January is fading away and, hopefully, it is taking the last of the ice and uncomfortably cold weather with it. I know, readers up in Minnesota are snapping the suspenders on their snow suits right now, chortling over the anguish we have endured here in the South. Three days ago it was practically beach weather and then an evil spirit flew in from the frozen badlands of ice and snow to the north and shut everything down: schools, banks, offices, churches, miniature golf, and the local jet-ski academy. Why, even I had cute little icicles dangling from the leaves of my magnolias and a crust of ice on my windshield in the morning.
But whether I sit out on the lanai on a sunny day or whether I am huddled up in a blanket in front to the electric fireplace (it’s all fiction, remember), I often am surprised that even though February is a short month, I seem to get a lot of reading done. Let’s see how it goes this year.
I just finished playing around with some of the titles I have been hoping to read, some of the titles I expected to read in January but wasn’t successful in reading, some new titles I have collected over the last few weeks, and this is the result:
Reading Pool for February 2014
- How It Is — Samuel Beckett
- The Hawkline Monster: A Gothic Western — Richard Brautigan *
- Out — Christine Brook-Rose *
- Nostromo — Joseph Conrad *
- A Bad Man — Stanley Elkin
- Zeroville — Steve Erickson
- The Wine of Youth — John Fante
- Independence Day — Richard Ford *
- Sophie’s World — Jostein Gaardner *
- The Ambassadors — Henry James
- The True Deceiver — Tove Jansson *
- Satantango — László Kransznahorkai *
- The Spy Who Came In From the Cold — John Le Carré *
- Uncle Silas — J. Sheridan Le Fanu *
- Happyland — J. Robert Lennon *
- The Golden Notebook — Doris Lessing
- Mr g — Alan Lightman *
- Martin Eden — Jack London *
- The Infatuations — Javier Marías *
- Runaway Horses — Yukio Mishima *
- Doomed — Chuck Palahniuk *
- The Helmet of Horror — Victor Pelevin *
- Bleeding Edge — Thomas Pynchon [XFX] *
- The Confessions of Nat Turner — William Styron *
- The Palm-Wine Drinkard — Amos Tutuola *
- I Spit On Your Graves — Boris Vian [FR] *
- Filth — Irvine Welsh *
- Stoner — John Williams *
- The Garlic Ballads — Mo Yan *
- The Fortune of the Rougons — Émile Zola [FR]

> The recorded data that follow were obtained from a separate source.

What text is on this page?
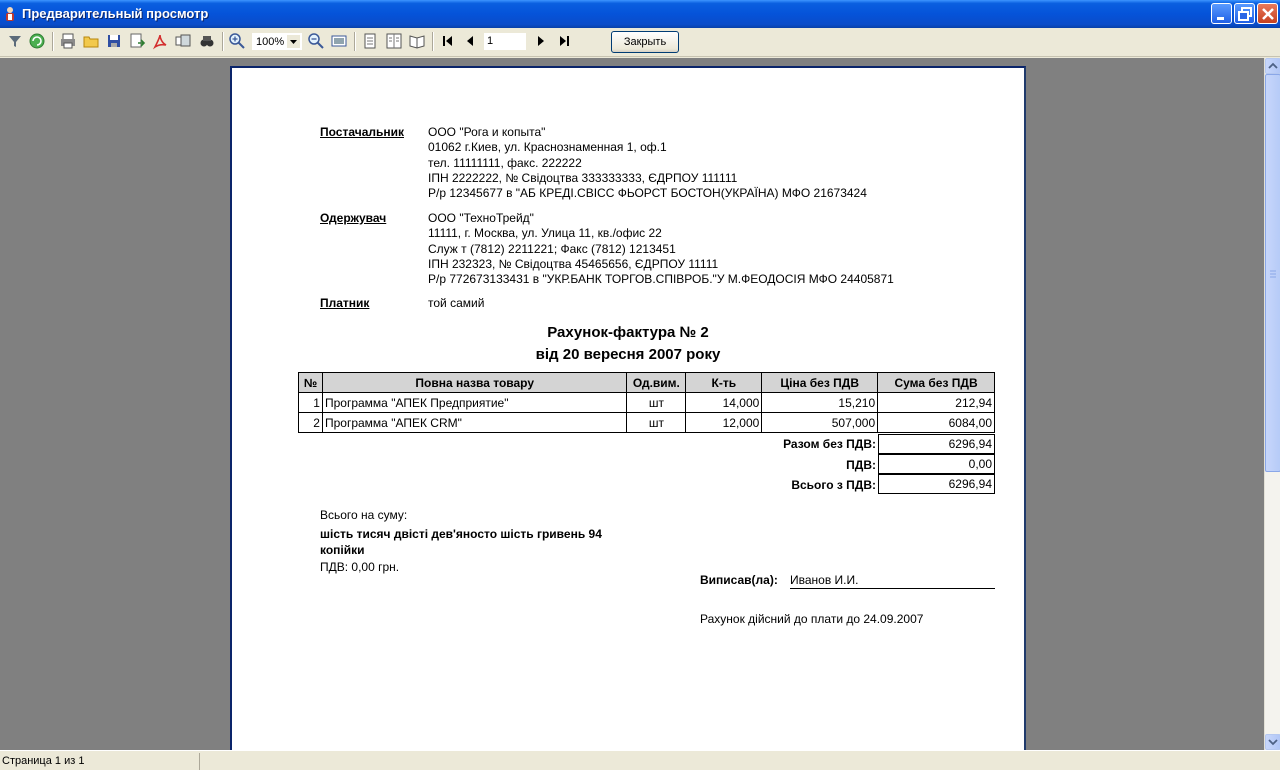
Предварительный просмотр
100%	1	Закрыть
Постачальник ООО "Рога и копыта"
01062 г.Киев, ул. Краснознаменная 1, оф.1
тел. 11111111, факс. 222222
ІПН 2222222, № Свідоцтва 333333333, ЄДРПОУ 111111
Р/р 12345677 в "АБ КРЕДІ.СВІСС ФЬОРСТ БОСТОН(УКРАЇНА) МФО 21673424
Одержувач	ООО "ТехноТрейд"
11111, г. Москва, ул. Улица 11, кв./офис 22
Служ т (7812) 2211221; Факс (7812) 1213451
ІПН 232323, № Свідоцтва 45465656, ЄДРПОУ 11111
Р/р 772673133431 в "УКР.БАНК ТОРГОВ.СПІВРОБ."У М.ФЕОДОСІЯ МФО 24405871
Платник	той самий
Рахунок-фактура № 2
від 20 вересня 2007 року
№	Повна назва товару	Од.вим.	К-ть	Ціна без ПДВ	Сума без ПДВ
1	Программа "АПЕК Предприятие"	шт	14,000	15,210	212,94
2	Программа "АПЕК CRM"	шт	12,000	507,000	6084,00
Разом без ПДВ:	6296,94
ПДВ:	0,00
Всього з ПДВ:	6296,94
Всього на суму:
шість тисяч двісті дев'яносто шість гривень 94
копійки
ПДВ: 0,00 грн.
Виписав(ла): Иванов И.И.
Рахунок дійсний до плати до 24.09.2007
Страница 1 из 1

Of course, since I have slowed down my reading due to old age and failing eye-sight, I probably will be lucky to read eight of these books but the target is still twelve. Again I will keep the pool intact and append any out-of-pool reading I complete during the month.
So, do you see anything in this list to pique your interest? Any new authors that you might not be familiar with but are curios to try? Go for it!